Le théâtre judiciaire de la CRIEF a rarement offert un spectacle aussi… paternaliste. Le 7 avril dernier, le Dr Ousmane Kaba, figure tutélaire des finances sous l’ère Conté, a cru bon de dispenser quelques leçons d’âge et de sagesse à un magistrat qui, ironiquement, ne faisait que son travail. L’ancien ministre, dans une envolée dont lui seul a le secret, a tenté de se draper dans une honorabilité d’antan, oubliant peut-être qu’à la barre, les titres s’effacent devant les faits.
Se piquant au jeu de la joute verbale avec un juge Conté visiblement peu impressionné par cette posture de doyen, Kaba a récolté une prompte et cinglante réplique. L’orgueil, cette vieille amie des prétoires, en a pris un coup. Et voilà que Yacouba Conté, loin de se laisser intimider par ce paternalisme de façade, a instruit des poursuites pour un “outrage à magistrat” que même les plus fervents admirateurs de Kaba ont dû mal à nier.
Quelques jours ont suffi pour que la superbe s’effrite. L’ancien député, sentant le vent tourner et les nuages judiciaires s’amonceler, a finalement ravalé sa posture de patriarche offensé. Accompagné de ses conseils, il a présenté des excuses aussi publiques que son altercation avait été théâtrale. Un communiqué larmoyant a circulé, où le Dr Kaba, soudainement humble, reconnaissait des “mots tenus dans l’énervement” qui dépasseraient sa pensée profonde.
“Père de famille” un jour, contrit le lendemain. Ousmane Kaba a même pris la peine de magnifier le corps judiciaire, ce “troisième pouvoir de toute démocratie”, lui qui, quelques jours auparavant, semblait le considérer comme une tribune pour ses envolées personnelles. On retiendra la précision de son mea culpa, visant nommément le président de la chambre et la CRIEF, comme si l’ampleur de l’offense nécessitait des circonvolutions oratoires dignes d’un plaidoyer.

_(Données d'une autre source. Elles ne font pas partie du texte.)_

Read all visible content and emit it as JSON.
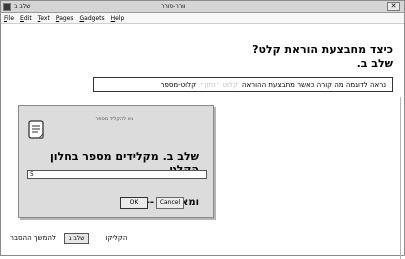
{
  "window": {
    "title_left": "שלב ב",
    "title_center": "וורר-פורר",
    "close_label": "✕"
  },
  "menu": [
    "File",
    "Edit",
    "Text",
    "Pages",
    "Gadgets",
    "Help"
  ],
  "heading": {
    "line1": "כיצד מחבצעת הוראת קלט?",
    "line2": "שלב ב."
  },
  "instruction": {
    "main": "נראה לדוגמה מה קורה כאשר מתבצעת ההוראה",
    "faded": "קלוט ״נתון״",
    "end": "קלוט-מספר"
  },
  "dialog": {
    "prompt": "נא להקליד מספר",
    "title": "שלב ב. מקלידים מספר בחלון הקלט",
    "input_value": "5",
    "action_label": "ומאשרים -->",
    "ok_label": "OK",
    "cancel_label": "Cancel"
  },
  "bottom": {
    "continue_label": "להמשך ההסבר",
    "next_button": "שלב ג",
    "click_label": "הקליקו"
  },
  "icons": {
    "app": "app-icon",
    "note": "note-icon",
    "close": "close-icon"
  }
}
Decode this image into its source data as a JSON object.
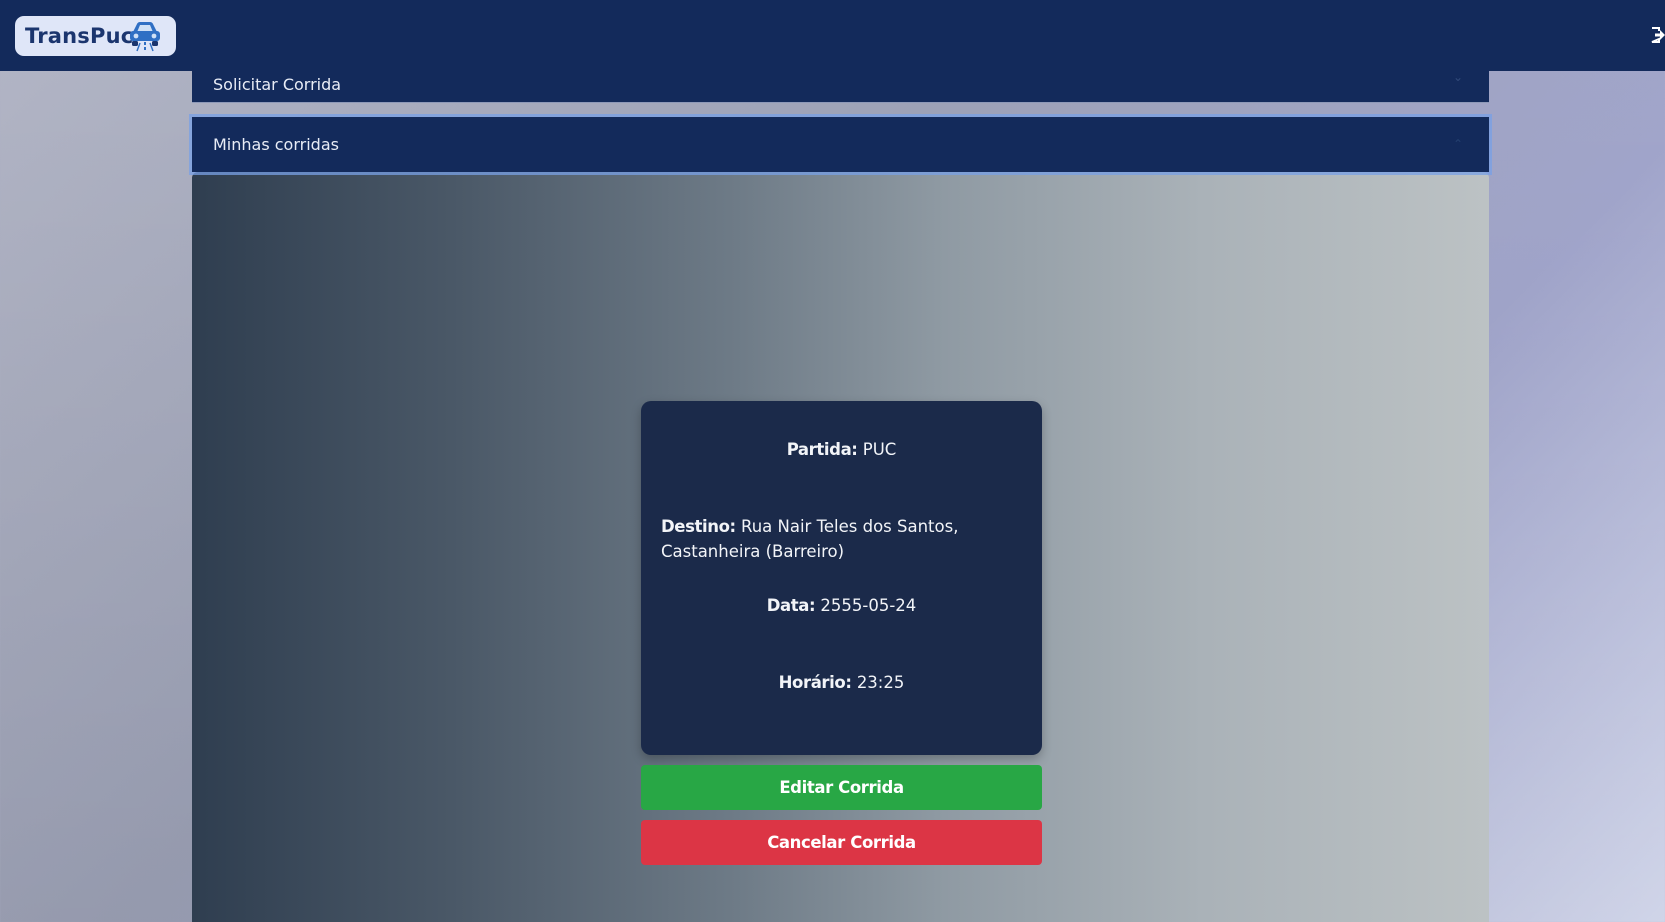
{
  "app": {
    "logo_text": "TransPuc",
    "logo_icon": "car-icon",
    "logout_icon": "logout-icon"
  },
  "accordion": {
    "request_ride_label": "Solicitar Corrida",
    "my_rides_label": "Minhas corridas"
  },
  "ride": {
    "departure_label": "Partida:",
    "departure_value": "PUC",
    "destination_label": "Destino:",
    "destination_value": "Rua Nair Teles dos Santos, Castanheira (Barreiro)",
    "date_label": "Data:",
    "date_value": "2555-05-24",
    "time_label": "Horário:",
    "time_value": "23:25",
    "edit_button": "Editar Corrida",
    "cancel_button": "Cancelar Corrida"
  },
  "colors": {
    "navbar": "#132a5b",
    "card": "#1b2a4a",
    "edit": "#28a745",
    "cancel": "#dc3545"
  }
}
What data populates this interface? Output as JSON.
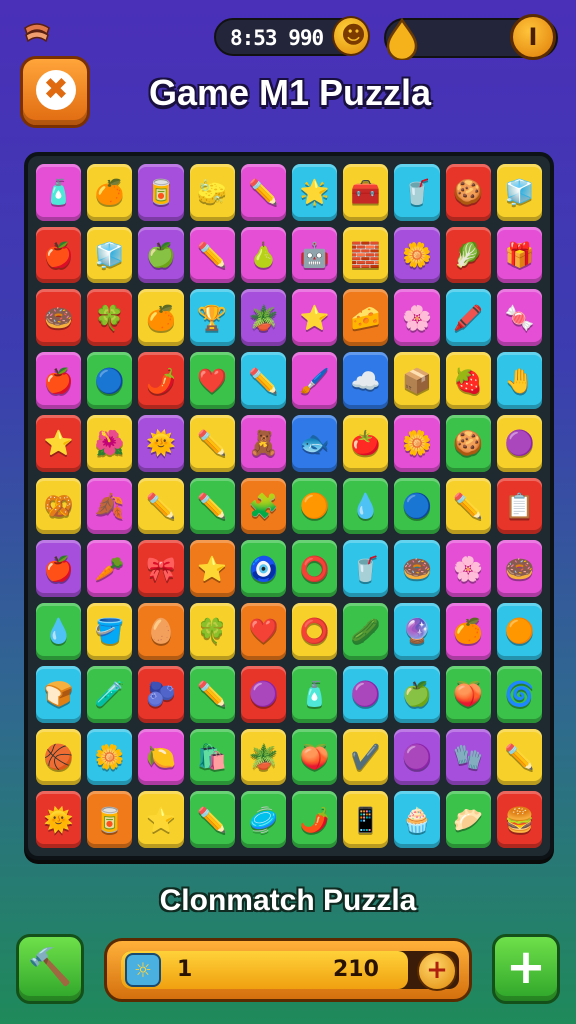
{
  "header": {
    "stat_text": "8:53 990",
    "energy_button_label": "I"
  },
  "title": "Game M1 Puzzla",
  "footer": {
    "title": "Clonmatch Puzzla",
    "left_button_icon": "hammer-icon",
    "right_button_label": "+",
    "progress": {
      "level": "1",
      "target": "210",
      "fill": 0.85,
      "plus_label": "+"
    }
  },
  "board": {
    "rows": [
      [
        [
          "#e44fd6",
          "🧴"
        ],
        [
          "#f7d12a",
          "🍊"
        ],
        [
          "#a64fdc",
          "🥫"
        ],
        [
          "#f7d12a",
          "🧽"
        ],
        [
          "#e44fd6",
          "✏️"
        ],
        [
          "#2fc4e8",
          "🌟"
        ],
        [
          "#f7d12a",
          "🧰"
        ],
        [
          "#2fc4e8",
          "🥤"
        ],
        [
          "#e8352a",
          "🍪"
        ],
        [
          "#f7d12a",
          "🧊"
        ]
      ],
      [
        [
          "#e8352a",
          "🍎"
        ],
        [
          "#f7d12a",
          "🧊"
        ],
        [
          "#a64fdc",
          "🍏"
        ],
        [
          "#e44fd6",
          "✏️"
        ],
        [
          "#e44fd6",
          "🍐"
        ],
        [
          "#e44fd6",
          "🤖"
        ],
        [
          "#f7d12a",
          "🧱"
        ],
        [
          "#a64fdc",
          "🌼"
        ],
        [
          "#e8352a",
          "🥬"
        ],
        [
          "#e44fd6",
          "🎁"
        ]
      ],
      [
        [
          "#e8352a",
          "🍩"
        ],
        [
          "#e8352a",
          "🍀"
        ],
        [
          "#f7d12a",
          "🍊"
        ],
        [
          "#2fc4e8",
          "🏆"
        ],
        [
          "#a64fdc",
          "🪴"
        ],
        [
          "#e44fd6",
          "⭐"
        ],
        [
          "#f07a1a",
          "🧀"
        ],
        [
          "#e44fd6",
          "🌸"
        ],
        [
          "#2fc4e8",
          "🖍️"
        ],
        [
          "#e44fd6",
          "🍬"
        ]
      ],
      [
        [
          "#e44fd6",
          "🍎"
        ],
        [
          "#3ac24a",
          "🔵"
        ],
        [
          "#e8352a",
          "🌶️"
        ],
        [
          "#3ac24a",
          "❤️"
        ],
        [
          "#2fc4e8",
          "✏️"
        ],
        [
          "#e44fd6",
          "🖌️"
        ],
        [
          "#2f7ae8",
          "☁️"
        ],
        [
          "#f7d12a",
          "📦"
        ],
        [
          "#f7d12a",
          "🍓"
        ],
        [
          "#2fc4e8",
          "🤚"
        ]
      ],
      [
        [
          "#e8352a",
          "⭐"
        ],
        [
          "#f7d12a",
          "🌺"
        ],
        [
          "#a64fdc",
          "🌞"
        ],
        [
          "#f7d12a",
          "✏️"
        ],
        [
          "#e44fd6",
          "🧸"
        ],
        [
          "#2f7ae8",
          "🐟"
        ],
        [
          "#f7d12a",
          "🍅"
        ],
        [
          "#e44fd6",
          "🌼"
        ],
        [
          "#3ac24a",
          "🍪"
        ],
        [
          "#f7d12a",
          "🟣"
        ]
      ],
      [
        [
          "#f7d12a",
          "🥨"
        ],
        [
          "#e44fd6",
          "🍂"
        ],
        [
          "#f7d12a",
          "✏️"
        ],
        [
          "#3ac24a",
          "✏️"
        ],
        [
          "#f07a1a",
          "🧩"
        ],
        [
          "#3ac24a",
          "🟠"
        ],
        [
          "#3ac24a",
          "💧"
        ],
        [
          "#3ac24a",
          "🔵"
        ],
        [
          "#f7d12a",
          "✏️"
        ],
        [
          "#e8352a",
          "📋"
        ]
      ],
      [
        [
          "#a64fdc",
          "🍎"
        ],
        [
          "#e44fd6",
          "🥕"
        ],
        [
          "#e8352a",
          "🎀"
        ],
        [
          "#f07a1a",
          "⭐"
        ],
        [
          "#3ac24a",
          "🧿"
        ],
        [
          "#3ac24a",
          "⭕"
        ],
        [
          "#2fc4e8",
          "🥤"
        ],
        [
          "#2fc4e8",
          "🍩"
        ],
        [
          "#e44fd6",
          "🌸"
        ],
        [
          "#e44fd6",
          "🍩"
        ]
      ],
      [
        [
          "#3ac24a",
          "💧"
        ],
        [
          "#f7d12a",
          "🪣"
        ],
        [
          "#f07a1a",
          "🥚"
        ],
        [
          "#f7d12a",
          "🍀"
        ],
        [
          "#f07a1a",
          "❤️"
        ],
        [
          "#f7d12a",
          "⭕"
        ],
        [
          "#3ac24a",
          "🥒"
        ],
        [
          "#2fc4e8",
          "🔮"
        ],
        [
          "#e44fd6",
          "🍊"
        ],
        [
          "#2fc4e8",
          "🟠"
        ]
      ],
      [
        [
          "#2fc4e8",
          "🍞"
        ],
        [
          "#3ac24a",
          "🧪"
        ],
        [
          "#e8352a",
          "🫐"
        ],
        [
          "#3ac24a",
          "✏️"
        ],
        [
          "#e8352a",
          "🟣"
        ],
        [
          "#3ac24a",
          "🧴"
        ],
        [
          "#2fc4e8",
          "🟣"
        ],
        [
          "#2fc4e8",
          "🍏"
        ],
        [
          "#3ac24a",
          "🍑"
        ],
        [
          "#3ac24a",
          "🌀"
        ]
      ],
      [
        [
          "#f7d12a",
          "🏀"
        ],
        [
          "#2fc4e8",
          "🌼"
        ],
        [
          "#e44fd6",
          "🍋"
        ],
        [
          "#3ac24a",
          "🛍️"
        ],
        [
          "#f7d12a",
          "🪴"
        ],
        [
          "#3ac24a",
          "🍑"
        ],
        [
          "#f7d12a",
          "✔️"
        ],
        [
          "#a64fdc",
          "🟣"
        ],
        [
          "#a64fdc",
          "🧤"
        ],
        [
          "#f7d12a",
          "✏️"
        ]
      ],
      [
        [
          "#e8352a",
          "🌞"
        ],
        [
          "#f07a1a",
          "🥫"
        ],
        [
          "#f7d12a",
          "⭐"
        ],
        [
          "#3ac24a",
          "✏️"
        ],
        [
          "#3ac24a",
          "🥏"
        ],
        [
          "#3ac24a",
          "🌶️"
        ],
        [
          "#f7d12a",
          "📱"
        ],
        [
          "#2fc4e8",
          "🧁"
        ],
        [
          "#3ac24a",
          "🥟"
        ],
        [
          "#e8352a",
          "🍔"
        ]
      ]
    ]
  }
}
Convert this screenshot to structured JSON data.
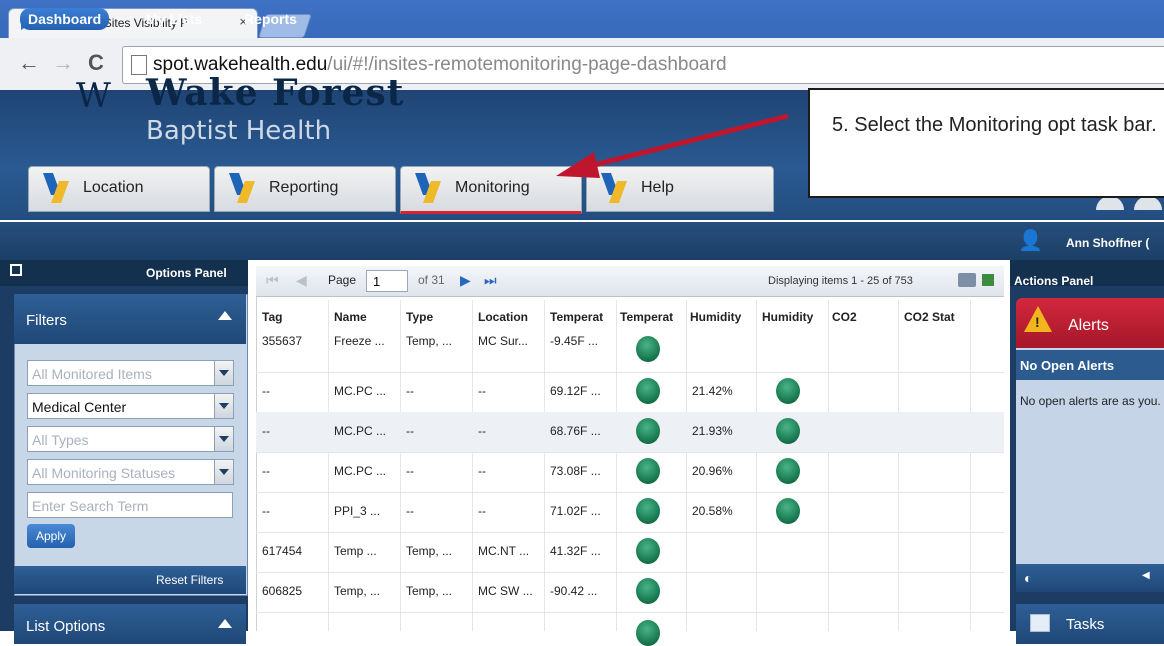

Reste à savoir si ces excuses tardives auront l’effet escompté sur la justice, qui attend toujours le Dr Kaba à la barre le 26 mai pour le délibéré d’une affaire de pêche pour le moins… litigieuse. En attendant, on imagine le président Conté, impassible, prendre acte de cette volte-face, se demandant sans doute si ce soudain accès d’humilité est une conversion sincère ou une simple tactique de procédure. À la CRIEF, le spectacle continue, et le rôle du “père de famille” semble avoir trouvé un nouvel acte, celui de l’accusé contrit.